Ну как таких не обчистить?
– Вот оно, – прошептала девочка, указывая на небольшой декоративный карниз, который шел вдоль стены наверху. Он был недостаточно широким, чтобы по нему смог пройти кто-нибудь, кроме Крадуньи. Но она-то, к счастью, ею и была. Наверху еще и тень. Люстры здесь висели низко, а зеркала направляли их сферный свет на пол и стены.
– Мы идем наверх, – сказала она.
Виндль вздохнул:
– Делай, что говорю, а не то я тебя подрежу.
– Вы меня… подрежете?
– Именно. – Это ведь звучало грозно, так?
Виндль пророс вверх по стене, создавая для нее зацепки. Лозы, которые он оставил позади себя в коридоре, уже начали исчезать, превращаясь в хрусталь и рассыпаясь в пыль.
– Почему они тебя не замечают? – спросила вдруг Крадунья. Она еще не интересовалась у него этим, хотя они столько месяцев провели вместе. – Потому что тебя могут увидеть лишь чистые душой?
– Вы же не серьезно?
– Серьезно. Так легенды утверждают и все такое.
– О, теория сама по себе нелепая, – возразил Виндль. Он проговаривал слова из лозы, рядом с нею, несколько зеленых жгутиков двигались, точно губы. – Уже хотя бы потому, что вы считаете себя чистой душой.
– Я чиста, – ворчливо прошептала Крадунья. – Я ребенок и так далее. Я так чиста, забери меня буря, что чуть ли не рыгаю радугами.

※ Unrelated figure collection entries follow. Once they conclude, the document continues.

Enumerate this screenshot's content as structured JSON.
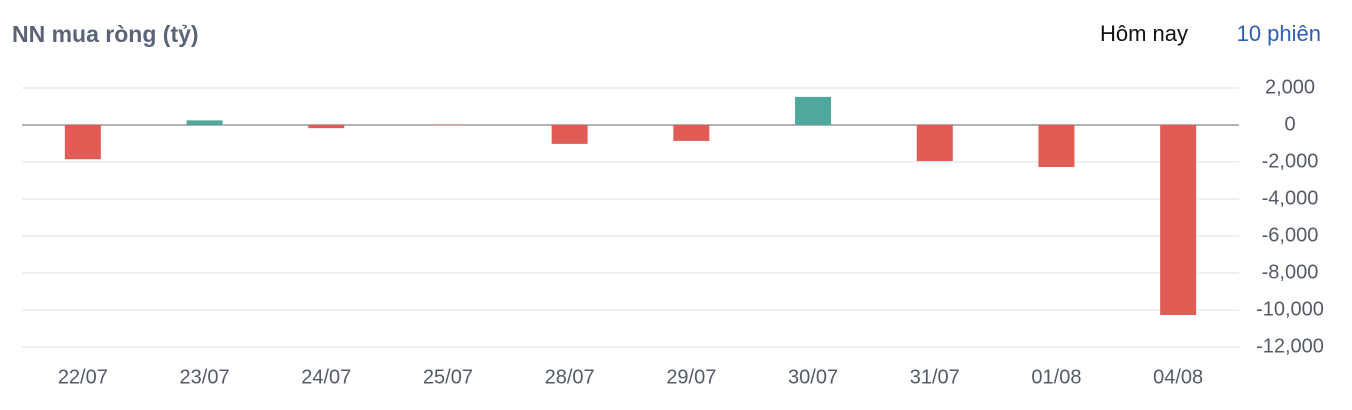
{
  "tabs": [
    "Hôm nay",
    "10 phiên"
  ],
  "chart_data": {
    "type": "bar",
    "title": "NN mua ròng (tỷ)",
    "categories": [
      "22/07",
      "23/07",
      "24/07",
      "25/07",
      "28/07",
      "29/07",
      "30/07",
      "31/07",
      "01/08",
      "04/08"
    ],
    "values": [
      -1850,
      250,
      -170,
      -20,
      -1020,
      -860,
      1520,
      -1950,
      -2270,
      -10270
    ],
    "positive_color": "#4fa89b",
    "negative_color": "#e05c54",
    "ylim": [
      -12000,
      2000
    ],
    "yticks": [
      {
        "value": 2000,
        "label": "2,000"
      },
      0,
      {
        "value": -2000,
        "label": "-2,000"
      },
      {
        "value": -4000,
        "label": "-4,000"
      },
      {
        "value": -6000,
        "label": "-6,000"
      },
      {
        "value": -8000,
        "label": "-8,000"
      },
      {
        "value": -10000,
        "label": "-10,000"
      },
      {
        "value": -12000,
        "label": "-12,000"
      }
    ],
    "grid": true
  }
}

Виндль снова вздохнул – ему нравилось так делать, – когда они достигли карниза. Он вырос вдоль карниза, сделав его чуточку шире, и Крадунья ступила на него. Девочка осторожно проверила, может ли удерживать равновесие, и кивнула Виндлю. Он протянулся вдоль карниза, а потом повернул в другую сторону, пошел вверх и немного перерос ее. Там он начал расти горизонтально, чтобы дать ей возможность держаться. С дополнительным дюймом на карнизе и опорой для рук наверху, она смогла двигаться боком, прижимаясь животом к стене. Девочка глубоко вздохнула и повернула к углу коридора, где стояли стражники.
Она продвигалась туда медленно, Виндль мотался туда-сюда, давая ей опору для ног и зацепки для рук. Стражники не закричали. У нее получалось!
– Они не видят меня, – сказал Виндль, прорастая рядом с нею, чтобы сотворить новую череду зацепок, – потому что я существую большей частью в сфере Разума, хотя и перенес свое сознание в эту сферу. Я могу сделать себя видимым для кого угодно, если пожелаю, хоть это и нелегко для меня. У одних спренов это лучше получается, у других – наоборот. Конечно, как бы я ни проявлялся, никто не может ко мне прикоснуться, потому что в этой сфере мое тело практически неосязаемо.